I will, from time to time, listen to a very British song, a slightly morose effort with someone I don't usually care for, a great guitar solo. It's almost vaguely apposite for half a dozen ways (band reunion including). For the Christmas period then, Blur's This is a Low is the best song ever.
Tuesday, December 16, 2008
Actually, the normal years stopped around the turn of the century when I stopped a) caring and b) buying because a) I got bored b) I couldn't keep up and c) anyway keeping up meant listening to things that sounded a little bit too much like things that I've already listened too and frankly I'd rather listen to those things stuff again.
I have bought a few more records/albums/downloads this year. But I have mostly been buying new albums by artists I already own records/albums/downloads by.
And not all of them very any good.
So, imagine my surprise when The Times included three of my purchases in its top twenty rock and pop albums of the year. Imagine my astonishment when two of them were the rather average albums by REM and Isobel Campbell and Mark Lanegan.
The Times 100 best records of 2008
The third of my purchases also made it into The Guardian's poll. Its Elbow's Seldom Seen Kid which is, at least, rather good. A description Guy Garvey might not worry to much about.
To be more precise, it paints the most distinct aural picture since Talk Talk's Laughing Stock. Which is a description Guy Garvey might be slightly more interested in.
The problem is, I rather like Laughing Stock (which makes my understatement of the year list). So far, I've only been able to admire Elbow's album. I should like it more. It should be a relief it exists compared to other people's efforts. But it's not. Perhaps I like Laughing Stock too much. Back to square one with Mr. Garvey then.
Guardian critics poll
Of the other records/albums/downloads I've bought this year, I'd like to put in a good word for Billy Bragg's Mr Love and Justice which has four or five really strong songs of tender beauty.
Releasing it as a band version and an old Billy style one man and his guitar version was a mistake though. The band allows him to explore the full emotional range of each song. On his own with his guitar, he only explores the emotional range of The Saturday Boy.
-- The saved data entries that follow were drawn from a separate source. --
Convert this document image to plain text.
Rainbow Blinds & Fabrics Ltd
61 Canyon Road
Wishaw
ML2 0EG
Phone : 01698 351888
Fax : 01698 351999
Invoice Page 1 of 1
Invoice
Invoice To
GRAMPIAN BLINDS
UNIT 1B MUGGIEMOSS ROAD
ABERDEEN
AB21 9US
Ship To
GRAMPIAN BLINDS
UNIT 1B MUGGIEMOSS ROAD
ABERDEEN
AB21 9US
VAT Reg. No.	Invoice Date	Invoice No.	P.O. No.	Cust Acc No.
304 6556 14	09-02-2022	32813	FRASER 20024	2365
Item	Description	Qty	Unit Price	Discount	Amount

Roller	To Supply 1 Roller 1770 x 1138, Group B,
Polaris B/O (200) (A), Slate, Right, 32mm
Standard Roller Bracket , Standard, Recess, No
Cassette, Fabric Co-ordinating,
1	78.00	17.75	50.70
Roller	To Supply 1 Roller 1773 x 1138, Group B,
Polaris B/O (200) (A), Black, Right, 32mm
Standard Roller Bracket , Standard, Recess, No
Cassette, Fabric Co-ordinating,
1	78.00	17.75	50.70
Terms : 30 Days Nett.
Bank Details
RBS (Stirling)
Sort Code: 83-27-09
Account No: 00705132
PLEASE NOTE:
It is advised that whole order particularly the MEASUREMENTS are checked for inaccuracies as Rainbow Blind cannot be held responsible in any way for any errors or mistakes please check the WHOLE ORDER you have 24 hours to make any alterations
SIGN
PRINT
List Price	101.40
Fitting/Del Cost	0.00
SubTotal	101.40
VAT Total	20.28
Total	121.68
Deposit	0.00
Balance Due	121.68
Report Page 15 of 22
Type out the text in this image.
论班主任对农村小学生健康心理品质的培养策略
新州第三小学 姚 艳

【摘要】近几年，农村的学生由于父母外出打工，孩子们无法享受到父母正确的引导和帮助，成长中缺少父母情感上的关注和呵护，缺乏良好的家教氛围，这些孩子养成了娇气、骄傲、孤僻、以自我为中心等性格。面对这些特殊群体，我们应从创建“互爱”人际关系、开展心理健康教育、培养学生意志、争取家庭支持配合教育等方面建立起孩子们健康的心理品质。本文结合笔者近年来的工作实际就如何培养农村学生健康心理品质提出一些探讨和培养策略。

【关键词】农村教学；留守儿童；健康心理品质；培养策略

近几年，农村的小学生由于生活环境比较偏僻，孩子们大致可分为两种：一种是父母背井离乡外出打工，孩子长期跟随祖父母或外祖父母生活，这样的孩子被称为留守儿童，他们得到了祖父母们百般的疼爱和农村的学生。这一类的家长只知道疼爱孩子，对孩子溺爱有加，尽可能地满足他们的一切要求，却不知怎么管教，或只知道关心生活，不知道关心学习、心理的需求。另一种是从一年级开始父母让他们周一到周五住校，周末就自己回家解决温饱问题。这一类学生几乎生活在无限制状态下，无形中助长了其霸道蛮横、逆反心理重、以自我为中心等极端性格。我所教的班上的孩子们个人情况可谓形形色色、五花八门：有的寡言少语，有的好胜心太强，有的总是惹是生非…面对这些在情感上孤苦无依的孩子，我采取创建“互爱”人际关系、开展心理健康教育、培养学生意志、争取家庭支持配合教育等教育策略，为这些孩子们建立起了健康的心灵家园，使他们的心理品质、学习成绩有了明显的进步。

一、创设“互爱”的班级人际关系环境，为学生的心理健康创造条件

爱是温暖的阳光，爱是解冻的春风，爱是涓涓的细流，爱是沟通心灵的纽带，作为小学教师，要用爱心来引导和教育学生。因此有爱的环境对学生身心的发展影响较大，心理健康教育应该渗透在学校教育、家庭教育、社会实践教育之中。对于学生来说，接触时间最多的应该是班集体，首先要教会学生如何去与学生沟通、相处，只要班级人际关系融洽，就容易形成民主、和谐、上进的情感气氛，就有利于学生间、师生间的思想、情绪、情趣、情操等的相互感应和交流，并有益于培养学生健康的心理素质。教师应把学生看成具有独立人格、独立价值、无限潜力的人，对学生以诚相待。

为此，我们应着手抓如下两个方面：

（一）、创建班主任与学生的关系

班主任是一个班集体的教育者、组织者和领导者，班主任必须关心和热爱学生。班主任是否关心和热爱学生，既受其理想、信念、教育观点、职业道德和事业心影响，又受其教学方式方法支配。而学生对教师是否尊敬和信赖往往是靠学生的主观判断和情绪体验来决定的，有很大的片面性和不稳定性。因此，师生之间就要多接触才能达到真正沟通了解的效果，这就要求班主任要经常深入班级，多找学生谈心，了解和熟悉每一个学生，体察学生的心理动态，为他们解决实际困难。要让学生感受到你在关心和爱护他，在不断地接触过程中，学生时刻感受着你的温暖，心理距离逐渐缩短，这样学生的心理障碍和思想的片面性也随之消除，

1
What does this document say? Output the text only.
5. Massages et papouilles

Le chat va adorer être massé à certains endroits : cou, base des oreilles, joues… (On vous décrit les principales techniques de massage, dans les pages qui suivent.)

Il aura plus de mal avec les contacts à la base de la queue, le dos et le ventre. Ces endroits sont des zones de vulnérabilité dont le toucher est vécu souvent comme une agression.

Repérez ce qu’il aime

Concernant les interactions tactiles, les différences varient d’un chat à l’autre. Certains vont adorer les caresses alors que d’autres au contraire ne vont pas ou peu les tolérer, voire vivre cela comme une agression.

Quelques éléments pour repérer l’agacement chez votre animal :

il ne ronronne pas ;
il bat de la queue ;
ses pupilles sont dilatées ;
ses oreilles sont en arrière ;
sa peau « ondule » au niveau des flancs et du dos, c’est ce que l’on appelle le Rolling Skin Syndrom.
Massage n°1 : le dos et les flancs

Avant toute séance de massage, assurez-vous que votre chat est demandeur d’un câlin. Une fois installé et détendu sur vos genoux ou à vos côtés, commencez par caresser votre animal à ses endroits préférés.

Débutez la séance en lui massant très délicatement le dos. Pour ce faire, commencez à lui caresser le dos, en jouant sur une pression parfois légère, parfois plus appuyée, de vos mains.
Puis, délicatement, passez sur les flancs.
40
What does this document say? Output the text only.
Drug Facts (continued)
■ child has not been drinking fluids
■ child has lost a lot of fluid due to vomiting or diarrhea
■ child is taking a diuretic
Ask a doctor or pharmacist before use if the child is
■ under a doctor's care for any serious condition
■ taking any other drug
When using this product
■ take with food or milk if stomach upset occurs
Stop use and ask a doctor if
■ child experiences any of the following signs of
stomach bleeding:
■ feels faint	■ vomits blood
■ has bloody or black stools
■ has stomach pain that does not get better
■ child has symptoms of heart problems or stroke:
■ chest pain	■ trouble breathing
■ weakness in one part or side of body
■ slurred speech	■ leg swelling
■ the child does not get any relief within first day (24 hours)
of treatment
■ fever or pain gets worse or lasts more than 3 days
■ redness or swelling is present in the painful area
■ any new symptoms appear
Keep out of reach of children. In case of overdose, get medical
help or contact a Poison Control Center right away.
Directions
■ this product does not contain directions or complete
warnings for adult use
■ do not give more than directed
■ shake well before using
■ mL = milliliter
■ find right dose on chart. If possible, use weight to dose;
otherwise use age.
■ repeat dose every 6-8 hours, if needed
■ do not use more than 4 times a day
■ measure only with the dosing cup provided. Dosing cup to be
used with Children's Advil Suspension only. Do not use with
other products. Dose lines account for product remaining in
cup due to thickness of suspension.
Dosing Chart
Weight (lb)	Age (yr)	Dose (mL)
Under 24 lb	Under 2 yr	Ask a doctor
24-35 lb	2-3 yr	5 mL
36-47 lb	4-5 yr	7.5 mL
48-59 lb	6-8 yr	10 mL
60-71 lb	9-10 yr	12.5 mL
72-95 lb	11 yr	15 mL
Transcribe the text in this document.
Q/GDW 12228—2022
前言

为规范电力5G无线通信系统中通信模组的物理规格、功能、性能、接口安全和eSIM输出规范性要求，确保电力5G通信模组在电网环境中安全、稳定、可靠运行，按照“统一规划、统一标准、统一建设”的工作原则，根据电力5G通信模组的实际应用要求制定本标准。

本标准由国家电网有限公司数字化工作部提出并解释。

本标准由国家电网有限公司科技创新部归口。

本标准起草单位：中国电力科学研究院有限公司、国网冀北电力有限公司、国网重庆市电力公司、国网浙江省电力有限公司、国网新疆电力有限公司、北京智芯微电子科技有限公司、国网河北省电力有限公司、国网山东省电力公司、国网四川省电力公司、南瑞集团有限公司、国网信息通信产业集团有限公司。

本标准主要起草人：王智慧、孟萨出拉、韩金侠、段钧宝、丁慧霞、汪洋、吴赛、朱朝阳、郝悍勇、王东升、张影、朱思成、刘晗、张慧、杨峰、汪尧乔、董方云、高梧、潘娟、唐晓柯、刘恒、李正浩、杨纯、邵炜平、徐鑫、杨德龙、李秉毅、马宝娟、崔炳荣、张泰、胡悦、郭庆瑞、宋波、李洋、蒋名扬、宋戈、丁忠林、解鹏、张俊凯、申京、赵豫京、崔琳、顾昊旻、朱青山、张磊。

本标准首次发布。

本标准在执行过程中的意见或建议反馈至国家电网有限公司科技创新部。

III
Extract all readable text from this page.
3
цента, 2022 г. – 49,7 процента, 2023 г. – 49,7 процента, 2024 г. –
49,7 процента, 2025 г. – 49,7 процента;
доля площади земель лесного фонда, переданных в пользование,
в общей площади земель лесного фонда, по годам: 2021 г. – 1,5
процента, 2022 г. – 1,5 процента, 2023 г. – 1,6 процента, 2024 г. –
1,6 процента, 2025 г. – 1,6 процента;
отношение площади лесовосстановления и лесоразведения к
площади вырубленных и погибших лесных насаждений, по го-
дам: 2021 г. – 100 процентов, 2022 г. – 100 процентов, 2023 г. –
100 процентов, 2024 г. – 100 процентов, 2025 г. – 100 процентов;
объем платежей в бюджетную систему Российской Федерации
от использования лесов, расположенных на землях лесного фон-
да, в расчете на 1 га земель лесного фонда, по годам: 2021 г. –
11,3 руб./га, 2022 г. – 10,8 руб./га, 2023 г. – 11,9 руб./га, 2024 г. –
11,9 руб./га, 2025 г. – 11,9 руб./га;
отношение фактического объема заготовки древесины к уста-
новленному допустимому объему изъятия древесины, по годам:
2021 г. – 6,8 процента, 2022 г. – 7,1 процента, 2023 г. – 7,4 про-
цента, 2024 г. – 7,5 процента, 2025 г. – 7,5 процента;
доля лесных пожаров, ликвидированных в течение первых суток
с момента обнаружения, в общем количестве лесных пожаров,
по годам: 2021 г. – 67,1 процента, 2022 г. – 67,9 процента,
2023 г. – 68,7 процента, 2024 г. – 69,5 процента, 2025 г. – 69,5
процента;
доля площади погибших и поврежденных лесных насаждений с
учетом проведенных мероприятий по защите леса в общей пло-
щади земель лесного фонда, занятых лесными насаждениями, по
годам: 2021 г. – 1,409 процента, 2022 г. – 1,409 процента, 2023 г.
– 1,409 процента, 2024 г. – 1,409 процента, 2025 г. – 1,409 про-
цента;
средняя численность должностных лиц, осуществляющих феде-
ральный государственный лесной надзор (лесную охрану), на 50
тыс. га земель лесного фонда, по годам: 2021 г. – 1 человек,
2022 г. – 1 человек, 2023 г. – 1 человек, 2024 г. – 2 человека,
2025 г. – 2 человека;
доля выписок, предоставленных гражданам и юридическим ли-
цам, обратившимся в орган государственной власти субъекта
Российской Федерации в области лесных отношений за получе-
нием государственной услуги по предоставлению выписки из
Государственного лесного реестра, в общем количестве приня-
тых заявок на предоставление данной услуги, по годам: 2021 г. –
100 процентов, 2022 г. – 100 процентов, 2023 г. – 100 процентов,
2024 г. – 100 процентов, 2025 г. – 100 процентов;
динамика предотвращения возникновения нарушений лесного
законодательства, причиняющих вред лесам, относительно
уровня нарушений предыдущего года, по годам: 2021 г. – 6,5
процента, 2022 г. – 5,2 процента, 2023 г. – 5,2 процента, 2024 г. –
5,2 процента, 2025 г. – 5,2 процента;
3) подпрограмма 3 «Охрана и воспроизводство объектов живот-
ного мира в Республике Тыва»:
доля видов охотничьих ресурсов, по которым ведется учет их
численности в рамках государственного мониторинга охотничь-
However, if anyone has written finer songs than I Keep Faith or You Make Me Brave during the course of the last two years, well I'll disappointedly admit that this sort of thing is a subjective judgment and although I might disagree others are entitled to their views.
I also enjoyed the Hungry Saw, the new album by The Tindersticks. Not as lavishly orchestrated as albums of old but it hardly matters when the tunes are good and supplemented by emphasising words like cut, skin, muscle, crack and bone. And that's just the title track.
There are several gems on there as well.
One minor flaw though, what, or who, exactly is Boopar?
And then there's Decoration. If you haven't heard of them, scroll through the archives. The name will come up a few times.
The new album, See You After The War came out this year. I'm still thinking about it.
Two tracks, Somewhere In Western Approaches and Our Friends Don't Mix are fantastic. I'm just worried that they're running out songs. There seem to be a few too many re-writes to be completely healthy.
But I'm still thinking about that too.
Anyway, Billy Bragg and The Tindersticks were overlooked by the Berliner broadsheets so it's hardly surprising that Decoration were too. But that's fine, I don't need validation from a subjective list anymore.
This is probably why, when I sit down with a DJ to plan the songs to be played at my wedding, they will tend to come from 1965, 1982 and 1995. There might be a couple from 2008. But no more.
I really ought to saw what the best song ever is. Well, for at least the next fifteen minutes, and possible well into the new year, the best song ever is Billy Bragg's I Keep Faith.